The carbonization reaction of the alkaline system was conducted in a gas–liquid–solid-phase reaction system. The complete process includes CO₂ dissolution and absorption, dissolution of yttrium hydroxide, and crystallization of yttrium carbonate. During the carbonization process, carbon dioxide gradually is absorbed and dissociates into HCO₃⁻ and H⁺, and then H⁺ reacts with OH⁻ in the slurry to form H₂O, promoting the dissolution of yttrium hydroxide and the release of Y³⁺. When the concentrations of HCO₃⁻ and Y³⁺ in the solution reach supersaturation with respect to yttrium carbonate, yttrium carbonate begins to nucleate and grow.
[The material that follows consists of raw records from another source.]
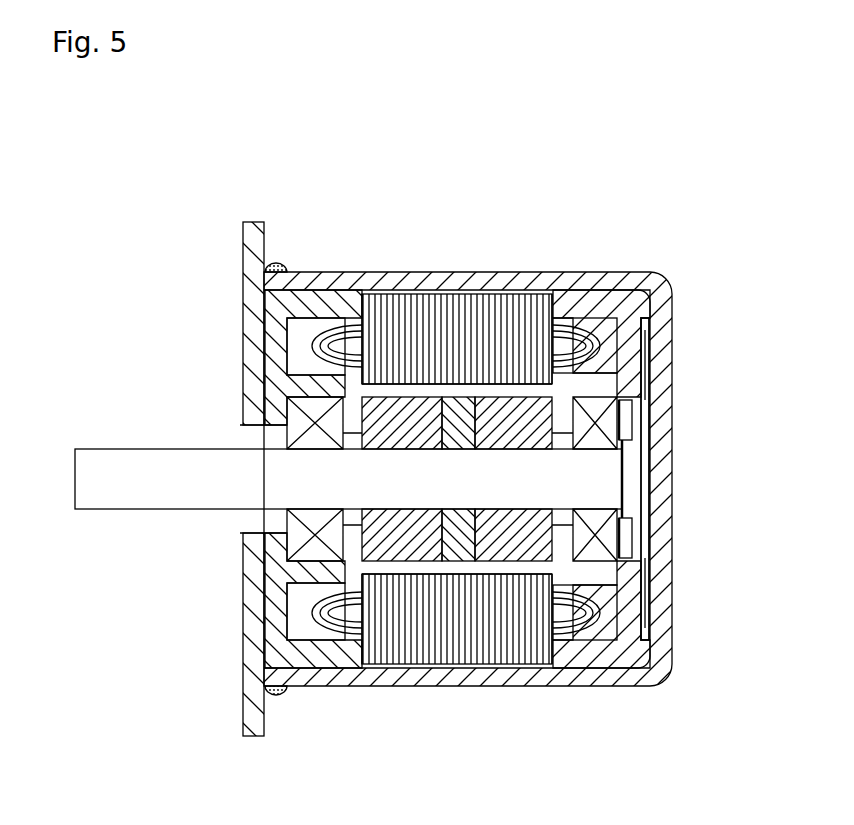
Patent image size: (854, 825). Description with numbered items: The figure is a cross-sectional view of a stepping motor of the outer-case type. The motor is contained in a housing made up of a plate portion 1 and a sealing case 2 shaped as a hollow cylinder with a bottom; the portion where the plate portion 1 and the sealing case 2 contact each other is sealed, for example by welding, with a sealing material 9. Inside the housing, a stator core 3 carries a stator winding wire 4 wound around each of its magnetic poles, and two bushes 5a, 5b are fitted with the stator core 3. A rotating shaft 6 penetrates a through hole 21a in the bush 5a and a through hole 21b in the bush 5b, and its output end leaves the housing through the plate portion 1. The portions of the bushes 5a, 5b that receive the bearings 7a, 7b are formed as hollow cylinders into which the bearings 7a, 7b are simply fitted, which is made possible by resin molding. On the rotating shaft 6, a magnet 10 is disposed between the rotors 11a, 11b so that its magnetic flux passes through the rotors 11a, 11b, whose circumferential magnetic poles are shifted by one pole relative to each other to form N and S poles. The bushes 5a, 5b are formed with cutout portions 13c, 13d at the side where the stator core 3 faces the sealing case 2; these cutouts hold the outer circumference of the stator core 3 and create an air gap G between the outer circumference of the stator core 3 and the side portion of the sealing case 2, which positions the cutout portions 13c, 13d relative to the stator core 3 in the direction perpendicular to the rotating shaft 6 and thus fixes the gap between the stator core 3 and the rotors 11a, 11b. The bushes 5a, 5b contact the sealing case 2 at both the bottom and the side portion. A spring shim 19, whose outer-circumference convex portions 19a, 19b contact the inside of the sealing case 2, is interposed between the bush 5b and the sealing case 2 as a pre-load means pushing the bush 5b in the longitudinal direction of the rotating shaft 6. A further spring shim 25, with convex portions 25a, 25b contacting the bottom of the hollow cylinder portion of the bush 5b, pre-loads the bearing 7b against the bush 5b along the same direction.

The plate portion 1 is at (248, 238).
The sealing case 2 is at (657, 268).
The stator core 3 is at (445, 330).
The stator winding wire 4 is at (345, 296).
The bush 5a is at (322, 300).
The bush 5b is at (590, 300).
The rotating shaft 6 is at (125, 465).
The bearing 7a is at (287, 433).
The bearing 7b is at (612, 420).
The sealing material 9 is at (278, 262).
The magnet 10 is at (462, 537).
The rotor 11a is at (402, 540).
The rotor 11b is at (512, 537).
The cutout portion 13c is at (368, 298).
The cutout portion 13d is at (540, 298).
The air gap G is at (492, 392).
The spring shim 19 is at (658, 482).
The convex portion 19a is at (645, 380).
The convex portion 19b is at (648, 568).
The through hole 21a is at (318, 378).
The through hole 21b is at (635, 345).
The spring shim 25 is at (633, 395).
The convex portion 25a is at (630, 433).
The convex portion 25b is at (630, 532).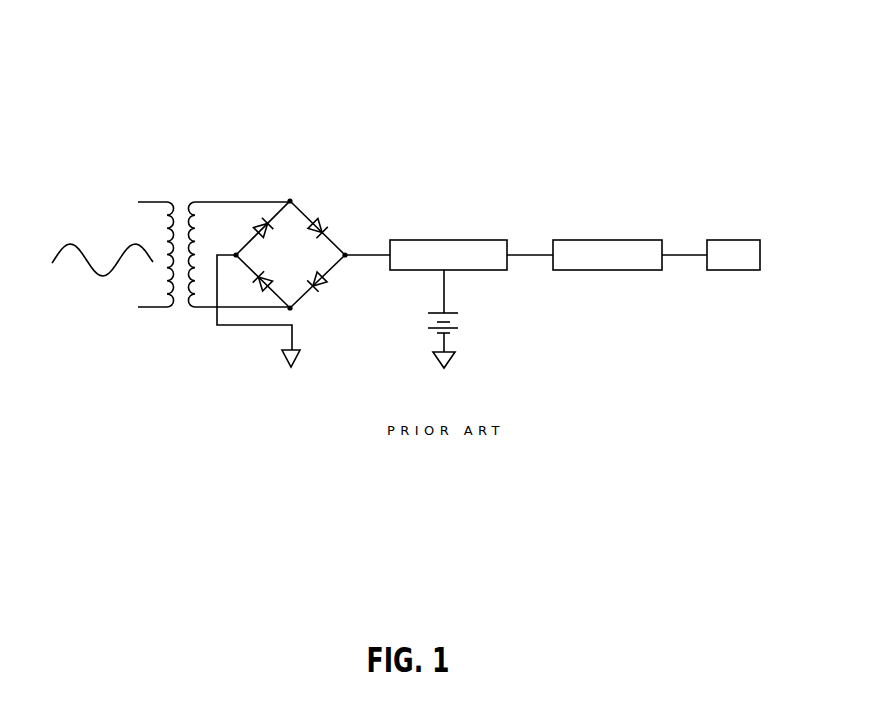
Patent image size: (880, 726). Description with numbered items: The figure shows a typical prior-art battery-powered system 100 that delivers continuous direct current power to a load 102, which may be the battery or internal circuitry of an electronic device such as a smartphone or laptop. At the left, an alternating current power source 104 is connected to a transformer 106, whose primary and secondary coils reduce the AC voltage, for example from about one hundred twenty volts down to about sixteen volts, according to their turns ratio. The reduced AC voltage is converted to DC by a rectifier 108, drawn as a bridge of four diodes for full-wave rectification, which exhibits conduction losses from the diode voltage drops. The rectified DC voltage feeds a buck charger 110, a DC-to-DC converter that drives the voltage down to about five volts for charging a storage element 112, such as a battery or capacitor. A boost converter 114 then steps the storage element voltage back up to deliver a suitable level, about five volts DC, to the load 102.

The morphology and phase type of the carbonized product are substantially affected by temperature. At 20 °C, due to the low temperature, the carbonization reaction speed is low, the carbonization process is incomplete, and the morphology of yttrium hydroxide is still retained. When the temperature is higher than 40 °C, the product transforms into yttrium carbonate, and its morphology shifts from one-dimensional growth to two-dimensional growth. Conditions, such as the CO₂ flow rate, stirring speed, and feed solution concentration, have little effect on the morphology because the lower free energy crystal face (020) of the tengerite-type yttrium carbonate easily forms needle-like crystals. When the temperature is constant, the carbonization process has universal applicability and is suitable for industrial production.

During the process of growing yttrium carbonate crystals, the nanocrystals tend to be arranged side-by-side and spontaneously fuse through directional attachment and complete particle interface fusion mediated by the OR mechanism to ultimately form flat-surfaced nanoneedle yttrium carbonate with a length of 1–2 µm and a width of 20–30 nm. The acicular yttrium carbonate was calcined in a 600 °C muffle furnace for 2 h to obtain a 20–30 nm wide acicular polycrystalline yttrium oxide powder with good morphology.